Consider the following code:

def disFunc(x,n):
        y = np.power(x, n-1)*np.exp(-x)
        return y
    

def disFunc2(t,n,beta):
    y = integrate.quad(disFunc, a = 0, b = beta*t, args = (n))
    return y[0]   

def disFunc3(func):
    y = np.vectorize(func)
    return(y)

maxCounter = 6000
stepSize = .001
n = 5
beta = 25
t = np.cumsum(np.ones(maxCounter)*stepSize)-stepSize
x = disFunc3(disFunc2)
start_time = time.time()
y = x(t,n,beta)
time_taken = (time.time() - start_time)
print (time_taken)

Works like a charm, but it is way too slow (1.85s). How can I speed it up?

Answer

If you just want to integrate the function you gave here:

Note that the function you wish to integrate is actually equivalent to the Lower Incomplete Gamma Function. scipy includes the scipy.special.gammainc function for approximating the lower incomplete Gamma function, regularised by the (complete) Gamma function (i.e: its output is divided by Gamma(n)). We can therefore approximate the integral far more efficiently using these specialised functions:

from scipy import special
import time

# ...

start_time = time.time()
y = special.gammainc(n, beta * t)
y *= special.gamma(n)  # Reverse the regularisation
time_taken = (time.time() - start_time)
print(time_taken)
print(y)

The time this takes will vary for different values of n, but for n = 5.5, this ran in ~0.0005 seconds on my machine, compared to 0.3 seconds for the method below.
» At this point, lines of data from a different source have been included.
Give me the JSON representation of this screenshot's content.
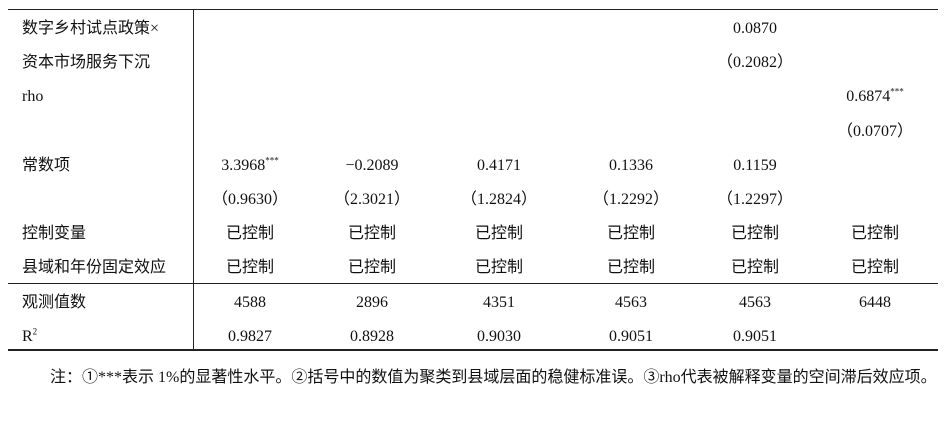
{
  "table": {
    "rows": [
      {
        "label": "数字乡村试点政策×",
        "cells": [
          null,
          null,
          null,
          null,
          "0.0870",
          null
        ]
      },
      {
        "label": "资本市场服务下沉",
        "cells": [
          null,
          null,
          null,
          null,
          "（0.2082）",
          null
        ]
      },
      {
        "label": "rho",
        "cells": [
          null,
          null,
          null,
          null,
          null,
          {
            "text": "0.6874",
            "sup": "***"
          }
        ]
      },
      {
        "label": null,
        "cells": [
          null,
          null,
          null,
          null,
          null,
          "（0.0707）"
        ]
      },
      {
        "label": "常数项",
        "cells": [
          {
            "text": "3.3968",
            "sup": "***"
          },
          "−0.2089",
          "0.4171",
          "0.1336",
          "0.1159",
          null
        ]
      },
      {
        "label": null,
        "cells": [
          "（0.9630）",
          "（2.3021）",
          "（1.2824）",
          "（1.2292）",
          "（1.2297）",
          null
        ]
      },
      {
        "label": "控制变量",
        "cells": [
          "已控制",
          "已控制",
          "已控制",
          "已控制",
          "已控制",
          "已控制"
        ]
      },
      {
        "label": "县域和年份固定效应",
        "cells": [
          "已控制",
          "已控制",
          "已控制",
          "已控制",
          "已控制",
          "已控制"
        ]
      },
      {
        "label": "观测值数",
        "cells": [
          "4588",
          "2896",
          "4351",
          "4563",
          "4563",
          "6448"
        ]
      },
      {
        "label": {
          "text": "R",
          "sup": "2"
        },
        "cells": [
          "0.9827",
          "0.8928",
          "0.9030",
          "0.9051",
          "0.9051",
          null
        ]
      }
    ]
  },
  "note": "注：①***表示 1%的显著性水平。②括号中的数值为聚类到县域层面的稳健标准误。③rho代表被解释变量的空间滞后效应项。"
}
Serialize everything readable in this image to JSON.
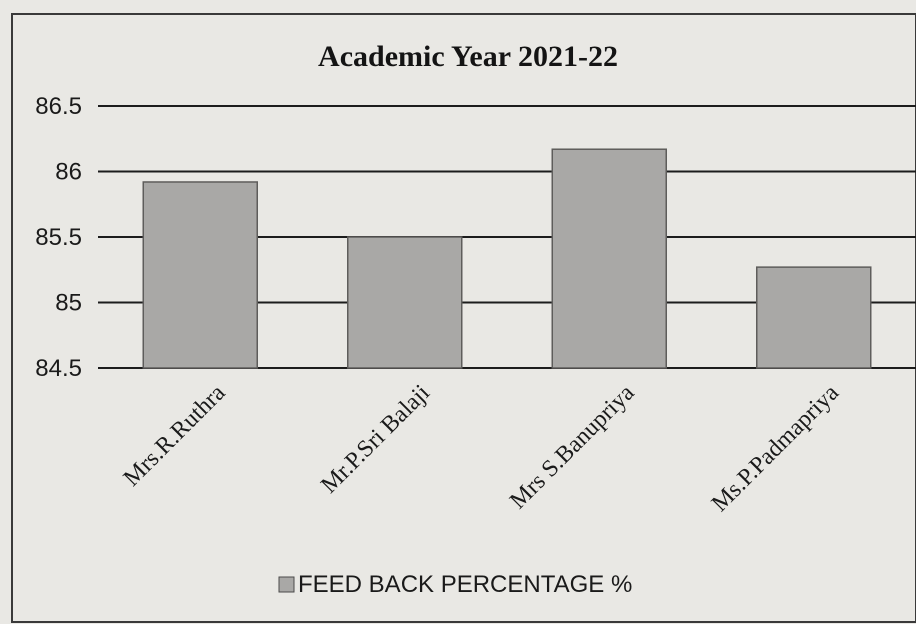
{
  "chart_data": {
    "type": "bar",
    "title": "Academic Year 2021-22",
    "xlabel": "",
    "ylabel": "",
    "categories": [
      "Mrs.R.Ruthra",
      "Mr.P.Sri Balaji",
      "Mrs S.Banupriya",
      "Ms.P.Padmapriya"
    ],
    "series": [
      {
        "name": "FEED BACK PERCENTAGE %",
        "values": [
          85.92,
          85.5,
          86.17,
          85.27
        ]
      }
    ],
    "ylim": [
      84.5,
      86.5
    ],
    "yticks": [
      "86.5",
      "86",
      "85.5",
      "85",
      "84.5"
    ],
    "grid": true,
    "legend": "bottom",
    "colors": {
      "bar": "#a9a8a6",
      "bar_edge": "#5e5d5b",
      "grid": "#1c1c1c",
      "background": "#e9e8e4",
      "text": "#141414"
    }
  }
}
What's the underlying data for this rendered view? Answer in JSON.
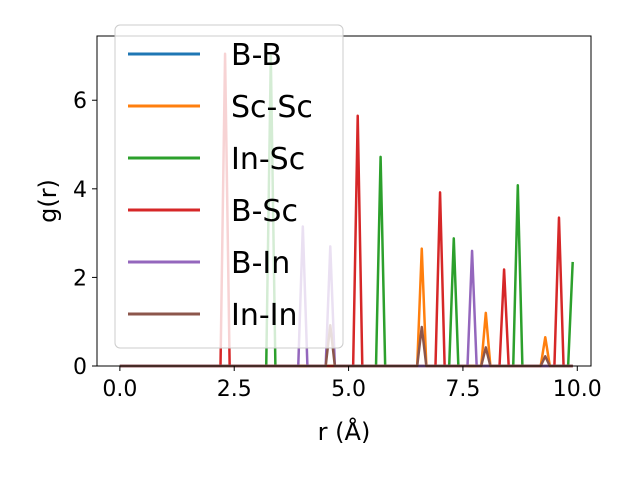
{
  "chart_data": {
    "type": "line",
    "xlabel": "r (Å)",
    "ylabel": "g(r)",
    "xlim": [
      -0.5,
      10.3
    ],
    "ylim": [
      0,
      7.45
    ],
    "xticks": [
      0.0,
      2.5,
      5.0,
      7.5,
      10.0
    ],
    "xtick_labels": [
      "0.0",
      "2.5",
      "5.0",
      "7.5",
      "10.0"
    ],
    "yticks": [
      0,
      2,
      4,
      6
    ],
    "ytick_labels": [
      "0",
      "2",
      "4",
      "6"
    ],
    "grid": false,
    "legend_position": "upper-left",
    "peak_half_width": 0.1,
    "x_range": [
      0.0,
      9.9
    ],
    "series": [
      {
        "name": "B-B",
        "color": "#1f77b4",
        "peaks": []
      },
      {
        "name": "Sc-Sc",
        "color": "#ff7f0e",
        "peaks": [
          [
            6.6,
            2.65
          ],
          [
            8.0,
            1.2
          ],
          [
            9.3,
            0.65
          ]
        ]
      },
      {
        "name": "In-Sc",
        "color": "#2ca02c",
        "peaks": [
          [
            3.3,
            7.0
          ],
          [
            5.7,
            4.72
          ],
          [
            7.3,
            2.88
          ],
          [
            8.7,
            4.08
          ],
          [
            9.9,
            2.35
          ]
        ]
      },
      {
        "name": "B-Sc",
        "color": "#d62728",
        "peaks": [
          [
            2.3,
            7.05
          ],
          [
            5.2,
            5.65
          ],
          [
            7.0,
            3.92
          ],
          [
            8.4,
            2.18
          ],
          [
            9.6,
            3.35
          ]
        ]
      },
      {
        "name": "B-In",
        "color": "#9467bd",
        "peaks": [
          [
            4.0,
            3.15
          ],
          [
            4.6,
            2.7
          ],
          [
            7.7,
            2.6
          ]
        ]
      },
      {
        "name": "In-In",
        "color": "#8c564b",
        "peaks": [
          [
            4.6,
            0.92
          ],
          [
            6.6,
            0.88
          ],
          [
            8.0,
            0.42
          ],
          [
            9.3,
            0.22
          ]
        ]
      }
    ]
  }
}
If you want to integrate arbitrary functions for which a closed form doesn’t exist:

Here’s an idea which just improves the approach you’re using mathematically, rather than using JIT compilation. This runs ~10 times faster on my machine (your code takes ~2.2 seconds to run for me, this takes ~0.3 seconds):

import numpy as np
from scipy import integrate
import time


def disFunc(x, n):
    y = np.power(x, n - 1) * np.exp(-x)
    return y


def disFunc2(t_prev, t_cur, n, beta):
    y = integrate.quad(disFunc, a=beta * t_prev, b=beta * t_cur, args=(n))
    return y[0]


def disFunc3(func):
    y = np.vectorize(func)
    return y


maxCounter = 6000
stepSize = 0.001
n = 5
beta = 25
t = np.cumsum(np.ones(maxCounter) * stepSize) - stepSize
x = disFunc3(disFunc2)
start_time = time.time()
y = x(t[:-1], t[1:], n, beta)
time_taken = time.time() - start_time
print(time_taken)
print(np.cumsum(y))

The idea uses properties of the integral: The integral over a range [a, b] is equivalent to the integral over [a, c] plus the integral over [c, b], for some c between a and b. So, rather than calculating the integral between (0, b * t) each time, we just calculate the integral between (b * prev_t, b * t) (where prev_t is the last t we used), then run a cumulative sum. This just makes it faster because a lot less iterations of the approximation are required to carry out an integral over a smaller range.

It should be noted that this does skip the first integral (from 0 to beta * t[0]), so you might want to calculate that separately and add it to the front of the array.